Pharmacological activation of GPX4 by selenomethionine attenuates cisplatin-induced ototoxicity and hearing loss

Cisplatin, an extensively used and effective antineoplastic agent for treating various malignancies, is well known for its ototoxicity. However, clinical treatments for ototoxicity remain limited. In this study, we investigated the protective role of selenomethionine (SeMet), an organic selenium compound, against cisplatin-induced ototoxicity. Our results demonstrated that SeMet effectively elevated cell viability and alleviated hair cells (HCs) loss in cisplatin-treated House Ear Institute-Organ of Corti 1 (HEI-OC1) cells and cochlear explants in vitro and partially restored cisplatin-induced hearing loss (CIHL) in C57BL/6J mice in vivo. Additionally, SeMet attenuated oxidative stress, mitochondrial damage and Apoptosis in HCs. Network pharmacology analysis indicated that the effect of SeMet on CIHL was partially attributed to ferroptosis-related pathway. Subsequent experiments confirmed the prediction, showing that SeMet reduced lipid peroxidation and iron accumulation in HCs. Mechanistic studies further revealed that the protective effects of SeMet were mediated through the activation of Glutathione Peroxidase 4 (GPX4) rather than nuclear factor E2-related factor 2 (Nrf2).

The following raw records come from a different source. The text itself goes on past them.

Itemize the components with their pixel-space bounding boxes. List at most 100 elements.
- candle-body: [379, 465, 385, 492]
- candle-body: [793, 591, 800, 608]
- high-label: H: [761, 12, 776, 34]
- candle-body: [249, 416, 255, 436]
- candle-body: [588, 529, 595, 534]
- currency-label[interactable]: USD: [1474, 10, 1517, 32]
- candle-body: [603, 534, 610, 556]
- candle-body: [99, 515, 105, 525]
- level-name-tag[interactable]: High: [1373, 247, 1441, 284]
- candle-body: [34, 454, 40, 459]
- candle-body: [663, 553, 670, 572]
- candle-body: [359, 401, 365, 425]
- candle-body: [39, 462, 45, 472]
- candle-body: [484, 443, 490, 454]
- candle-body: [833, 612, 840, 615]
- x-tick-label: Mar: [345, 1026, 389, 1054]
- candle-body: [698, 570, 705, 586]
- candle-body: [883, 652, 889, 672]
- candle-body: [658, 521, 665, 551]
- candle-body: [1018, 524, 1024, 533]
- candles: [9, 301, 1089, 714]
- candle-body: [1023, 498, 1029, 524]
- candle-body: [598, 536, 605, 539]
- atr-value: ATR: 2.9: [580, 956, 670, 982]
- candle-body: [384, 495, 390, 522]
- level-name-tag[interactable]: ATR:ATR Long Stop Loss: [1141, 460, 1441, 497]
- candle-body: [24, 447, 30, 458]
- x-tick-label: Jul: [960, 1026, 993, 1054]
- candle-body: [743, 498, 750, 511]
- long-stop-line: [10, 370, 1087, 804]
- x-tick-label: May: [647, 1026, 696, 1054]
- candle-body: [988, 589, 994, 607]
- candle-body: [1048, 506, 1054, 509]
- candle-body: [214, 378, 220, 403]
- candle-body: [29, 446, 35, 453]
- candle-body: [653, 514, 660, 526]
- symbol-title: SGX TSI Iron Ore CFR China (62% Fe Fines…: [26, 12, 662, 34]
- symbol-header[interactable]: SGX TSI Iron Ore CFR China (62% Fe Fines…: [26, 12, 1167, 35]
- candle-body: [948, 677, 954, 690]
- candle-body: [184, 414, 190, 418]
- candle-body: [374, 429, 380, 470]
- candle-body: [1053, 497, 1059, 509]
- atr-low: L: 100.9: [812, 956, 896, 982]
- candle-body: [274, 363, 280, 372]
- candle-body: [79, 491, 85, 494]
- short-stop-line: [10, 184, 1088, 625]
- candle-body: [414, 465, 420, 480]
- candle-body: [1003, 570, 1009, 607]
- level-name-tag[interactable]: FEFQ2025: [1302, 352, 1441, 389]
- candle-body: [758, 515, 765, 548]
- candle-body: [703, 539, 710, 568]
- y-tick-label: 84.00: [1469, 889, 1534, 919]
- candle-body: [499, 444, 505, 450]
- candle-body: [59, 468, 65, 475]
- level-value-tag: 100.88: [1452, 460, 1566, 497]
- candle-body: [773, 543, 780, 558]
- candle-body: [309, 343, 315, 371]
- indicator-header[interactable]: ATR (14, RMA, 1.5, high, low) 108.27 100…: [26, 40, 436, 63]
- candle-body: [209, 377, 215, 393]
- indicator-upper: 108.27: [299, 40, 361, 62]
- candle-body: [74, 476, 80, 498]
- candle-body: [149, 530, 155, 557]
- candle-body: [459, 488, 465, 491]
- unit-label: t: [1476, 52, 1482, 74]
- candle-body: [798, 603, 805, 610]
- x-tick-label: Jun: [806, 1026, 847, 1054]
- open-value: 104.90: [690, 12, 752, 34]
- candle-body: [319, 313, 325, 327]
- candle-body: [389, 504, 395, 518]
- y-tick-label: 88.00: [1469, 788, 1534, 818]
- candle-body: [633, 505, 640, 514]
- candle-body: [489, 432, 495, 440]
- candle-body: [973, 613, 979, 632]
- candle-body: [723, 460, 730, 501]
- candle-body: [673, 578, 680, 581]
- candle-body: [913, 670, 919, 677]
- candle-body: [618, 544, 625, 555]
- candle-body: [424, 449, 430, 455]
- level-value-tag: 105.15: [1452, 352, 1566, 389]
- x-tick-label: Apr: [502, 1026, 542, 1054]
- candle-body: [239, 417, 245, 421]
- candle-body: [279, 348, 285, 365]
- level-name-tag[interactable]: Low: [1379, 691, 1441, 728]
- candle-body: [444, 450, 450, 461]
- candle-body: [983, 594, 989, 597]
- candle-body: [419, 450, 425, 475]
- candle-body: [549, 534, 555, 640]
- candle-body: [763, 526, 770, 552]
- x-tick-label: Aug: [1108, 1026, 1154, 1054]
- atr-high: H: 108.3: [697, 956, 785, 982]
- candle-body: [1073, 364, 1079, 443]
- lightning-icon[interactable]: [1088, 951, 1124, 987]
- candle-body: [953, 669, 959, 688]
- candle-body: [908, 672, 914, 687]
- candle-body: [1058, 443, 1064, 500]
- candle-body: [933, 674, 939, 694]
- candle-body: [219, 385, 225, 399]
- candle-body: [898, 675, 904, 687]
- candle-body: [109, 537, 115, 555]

Inhibition of GPX4 using RSL3 or ML210 reversed the SeMet-induced reduction in Ferroptosis and Apoptosis, whereas inhibition of Nrf2 via siRNA or the inhibitor ML385 had no significant effect. Notably, SeMet did not compromise the ability of cisplatin to induce DNA damage and cell death in Cancer cells. Collectively, these findings support SeMet as a promising protective agent for the prevention of CIHL and suggest that GPX4 may be a potential therapeutic target in managing CIHL.

Apoptosis; Cisplatin; Ferroptosis; Glutathione peroxidase 4; Ototoxicity; Selenomethionine.